Between songs, I start to hear a kind of ticking. The kind of noise one knows precedes something bad. The car stalls; I feel its weightlessness, the back end go, and MindReader frowns, taking it out of gear and pushing it in again. And then, the judder, then the bang. The kind that, even to an untrained ear, signals the death of a car. Smoke blooms out of the bonnet.

Neither of us says anything as MindReader guides the car from the fast lane to the hard shoulder. We’re pros at Situations, having had quite a few of them (indeed, we used to bemoan, in 2008, during the period when MindReader and I were both ill, and poor, and living with our parents, and in debt, that we were cursed).

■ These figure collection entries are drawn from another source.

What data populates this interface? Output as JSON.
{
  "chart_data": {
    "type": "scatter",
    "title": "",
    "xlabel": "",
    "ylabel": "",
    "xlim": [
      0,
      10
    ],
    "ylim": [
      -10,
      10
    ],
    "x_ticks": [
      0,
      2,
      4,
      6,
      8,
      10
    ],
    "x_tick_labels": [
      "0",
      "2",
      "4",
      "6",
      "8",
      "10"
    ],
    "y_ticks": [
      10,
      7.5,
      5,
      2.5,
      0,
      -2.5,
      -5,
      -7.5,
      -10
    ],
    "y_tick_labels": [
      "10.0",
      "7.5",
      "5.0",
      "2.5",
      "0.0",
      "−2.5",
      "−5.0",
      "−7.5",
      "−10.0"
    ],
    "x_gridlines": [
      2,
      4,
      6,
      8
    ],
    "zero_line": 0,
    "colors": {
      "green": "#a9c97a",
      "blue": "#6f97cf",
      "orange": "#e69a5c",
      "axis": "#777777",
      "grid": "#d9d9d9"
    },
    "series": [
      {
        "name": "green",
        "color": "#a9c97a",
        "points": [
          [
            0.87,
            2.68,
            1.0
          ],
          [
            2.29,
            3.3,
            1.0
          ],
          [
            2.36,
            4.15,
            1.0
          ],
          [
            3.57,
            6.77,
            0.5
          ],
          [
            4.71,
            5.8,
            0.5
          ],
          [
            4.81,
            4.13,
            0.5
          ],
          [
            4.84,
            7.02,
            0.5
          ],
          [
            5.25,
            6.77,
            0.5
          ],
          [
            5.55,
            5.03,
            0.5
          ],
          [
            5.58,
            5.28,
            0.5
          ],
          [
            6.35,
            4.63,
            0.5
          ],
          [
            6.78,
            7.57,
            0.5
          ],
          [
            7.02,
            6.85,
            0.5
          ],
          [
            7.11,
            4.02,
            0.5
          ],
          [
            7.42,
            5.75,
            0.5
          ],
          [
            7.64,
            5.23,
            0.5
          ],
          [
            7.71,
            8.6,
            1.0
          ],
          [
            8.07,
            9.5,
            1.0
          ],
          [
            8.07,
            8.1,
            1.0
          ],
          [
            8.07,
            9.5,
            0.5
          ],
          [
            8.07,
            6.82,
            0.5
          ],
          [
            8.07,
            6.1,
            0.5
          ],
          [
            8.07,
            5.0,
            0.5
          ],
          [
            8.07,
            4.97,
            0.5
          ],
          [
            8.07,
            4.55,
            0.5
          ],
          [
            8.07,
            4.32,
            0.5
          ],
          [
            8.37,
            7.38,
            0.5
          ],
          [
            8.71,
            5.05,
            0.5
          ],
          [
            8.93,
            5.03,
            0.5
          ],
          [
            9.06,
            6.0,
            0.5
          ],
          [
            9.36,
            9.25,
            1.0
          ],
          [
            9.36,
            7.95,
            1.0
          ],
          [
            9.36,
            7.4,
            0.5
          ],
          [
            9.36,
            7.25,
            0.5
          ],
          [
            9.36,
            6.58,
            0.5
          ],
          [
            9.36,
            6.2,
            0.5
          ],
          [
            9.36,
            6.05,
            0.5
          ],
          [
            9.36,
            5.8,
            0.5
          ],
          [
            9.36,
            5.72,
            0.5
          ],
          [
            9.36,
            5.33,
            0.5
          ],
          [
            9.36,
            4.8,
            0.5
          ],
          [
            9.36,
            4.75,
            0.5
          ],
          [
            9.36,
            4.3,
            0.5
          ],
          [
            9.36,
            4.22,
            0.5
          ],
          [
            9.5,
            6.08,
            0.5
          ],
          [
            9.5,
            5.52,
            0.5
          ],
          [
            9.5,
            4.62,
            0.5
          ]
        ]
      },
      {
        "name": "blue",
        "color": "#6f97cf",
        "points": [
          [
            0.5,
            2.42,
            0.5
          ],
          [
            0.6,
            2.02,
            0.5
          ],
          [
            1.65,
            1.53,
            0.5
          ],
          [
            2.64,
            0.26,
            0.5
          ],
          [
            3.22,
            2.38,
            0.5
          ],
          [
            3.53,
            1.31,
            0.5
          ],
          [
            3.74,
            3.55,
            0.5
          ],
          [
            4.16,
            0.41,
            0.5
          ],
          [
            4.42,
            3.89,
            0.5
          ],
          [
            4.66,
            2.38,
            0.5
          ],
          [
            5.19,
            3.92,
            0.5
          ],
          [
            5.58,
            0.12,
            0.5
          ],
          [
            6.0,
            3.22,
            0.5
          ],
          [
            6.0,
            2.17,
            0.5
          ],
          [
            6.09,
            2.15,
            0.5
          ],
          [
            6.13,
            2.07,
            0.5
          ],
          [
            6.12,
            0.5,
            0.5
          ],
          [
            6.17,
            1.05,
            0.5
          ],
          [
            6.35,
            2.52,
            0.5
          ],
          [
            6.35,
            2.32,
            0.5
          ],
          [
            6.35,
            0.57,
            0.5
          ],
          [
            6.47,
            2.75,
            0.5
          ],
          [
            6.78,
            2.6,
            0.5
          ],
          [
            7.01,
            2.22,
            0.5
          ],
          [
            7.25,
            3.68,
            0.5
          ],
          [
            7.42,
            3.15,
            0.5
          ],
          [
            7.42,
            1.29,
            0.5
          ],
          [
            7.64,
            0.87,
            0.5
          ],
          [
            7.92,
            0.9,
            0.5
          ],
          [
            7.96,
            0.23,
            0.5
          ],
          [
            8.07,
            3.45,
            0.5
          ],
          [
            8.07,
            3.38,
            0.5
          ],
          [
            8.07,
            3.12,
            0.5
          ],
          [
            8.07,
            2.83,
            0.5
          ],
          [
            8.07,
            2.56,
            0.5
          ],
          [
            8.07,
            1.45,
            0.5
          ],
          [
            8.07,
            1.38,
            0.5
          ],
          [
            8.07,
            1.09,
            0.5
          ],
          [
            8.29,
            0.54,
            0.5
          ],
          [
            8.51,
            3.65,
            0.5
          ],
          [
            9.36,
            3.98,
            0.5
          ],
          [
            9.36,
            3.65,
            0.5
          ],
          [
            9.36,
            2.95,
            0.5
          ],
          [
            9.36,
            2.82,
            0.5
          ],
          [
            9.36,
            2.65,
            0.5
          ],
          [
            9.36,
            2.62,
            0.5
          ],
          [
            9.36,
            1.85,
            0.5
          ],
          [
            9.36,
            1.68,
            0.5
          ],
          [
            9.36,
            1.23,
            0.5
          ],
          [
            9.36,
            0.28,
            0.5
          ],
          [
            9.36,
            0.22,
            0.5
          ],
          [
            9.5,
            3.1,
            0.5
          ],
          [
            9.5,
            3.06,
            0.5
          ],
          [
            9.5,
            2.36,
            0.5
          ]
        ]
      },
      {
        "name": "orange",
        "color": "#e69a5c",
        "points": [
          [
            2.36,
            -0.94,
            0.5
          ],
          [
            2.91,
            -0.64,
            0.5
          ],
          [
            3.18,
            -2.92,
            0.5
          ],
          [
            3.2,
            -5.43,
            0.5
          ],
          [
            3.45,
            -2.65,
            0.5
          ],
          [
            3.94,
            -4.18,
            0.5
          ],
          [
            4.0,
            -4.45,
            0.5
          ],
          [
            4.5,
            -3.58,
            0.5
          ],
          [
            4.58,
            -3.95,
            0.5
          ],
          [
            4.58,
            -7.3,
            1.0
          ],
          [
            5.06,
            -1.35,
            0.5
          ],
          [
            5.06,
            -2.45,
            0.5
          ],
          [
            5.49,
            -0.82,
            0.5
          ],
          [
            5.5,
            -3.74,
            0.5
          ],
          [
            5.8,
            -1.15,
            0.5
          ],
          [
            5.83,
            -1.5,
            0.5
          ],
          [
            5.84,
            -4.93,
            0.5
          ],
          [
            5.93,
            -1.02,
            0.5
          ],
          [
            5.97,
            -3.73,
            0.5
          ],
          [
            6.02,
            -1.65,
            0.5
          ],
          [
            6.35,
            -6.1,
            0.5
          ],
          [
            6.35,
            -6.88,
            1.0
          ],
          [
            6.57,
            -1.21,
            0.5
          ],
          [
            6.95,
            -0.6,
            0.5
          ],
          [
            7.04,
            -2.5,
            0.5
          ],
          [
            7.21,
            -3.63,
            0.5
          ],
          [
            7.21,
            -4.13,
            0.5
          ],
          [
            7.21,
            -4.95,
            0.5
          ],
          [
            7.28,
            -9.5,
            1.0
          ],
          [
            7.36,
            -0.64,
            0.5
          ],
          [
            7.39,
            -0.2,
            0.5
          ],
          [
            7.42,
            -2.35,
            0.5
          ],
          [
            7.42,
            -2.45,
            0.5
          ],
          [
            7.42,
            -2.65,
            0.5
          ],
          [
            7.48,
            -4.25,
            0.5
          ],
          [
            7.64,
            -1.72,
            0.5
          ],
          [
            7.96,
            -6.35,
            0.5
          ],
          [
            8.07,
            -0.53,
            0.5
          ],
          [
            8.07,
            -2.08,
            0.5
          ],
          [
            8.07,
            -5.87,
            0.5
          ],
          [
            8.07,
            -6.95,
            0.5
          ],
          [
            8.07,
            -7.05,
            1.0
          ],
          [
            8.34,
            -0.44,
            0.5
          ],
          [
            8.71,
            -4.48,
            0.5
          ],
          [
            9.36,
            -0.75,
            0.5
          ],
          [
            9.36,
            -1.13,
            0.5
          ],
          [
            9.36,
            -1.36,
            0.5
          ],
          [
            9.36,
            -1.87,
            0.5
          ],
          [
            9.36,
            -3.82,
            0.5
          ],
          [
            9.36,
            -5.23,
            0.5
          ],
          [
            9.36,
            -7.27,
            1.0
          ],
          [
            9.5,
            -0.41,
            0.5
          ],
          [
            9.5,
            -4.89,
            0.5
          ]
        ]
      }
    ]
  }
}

Cars rush past us while we sit in the silence of the car. I look at the clock. MindReader’s birthday ‘do starts in two hours, and we are on the side of the motorway 30 miles from the restaurant in a car which doesn’t work.

“Well,” MindReader says.

“Well.”

We quickly move from silence to mania. We strategise: should I go back with the car and MindReader go to his birthday meal? Should we get the car towed to our destination, an hour from home, and try to find a garage? Should we get someone to rescue us and leave the car here?

The roadside assistance turns up halfway through such discussions.

“D’you think…” MindReader says to him. “You could take the car back to our address, but without us?”

The roadside man blinks.

“We could…” MindReader says, and I think he is about to bribe him, slip him a crumpled twenty pound note hidden in a handshake, except then he says, “sign something.”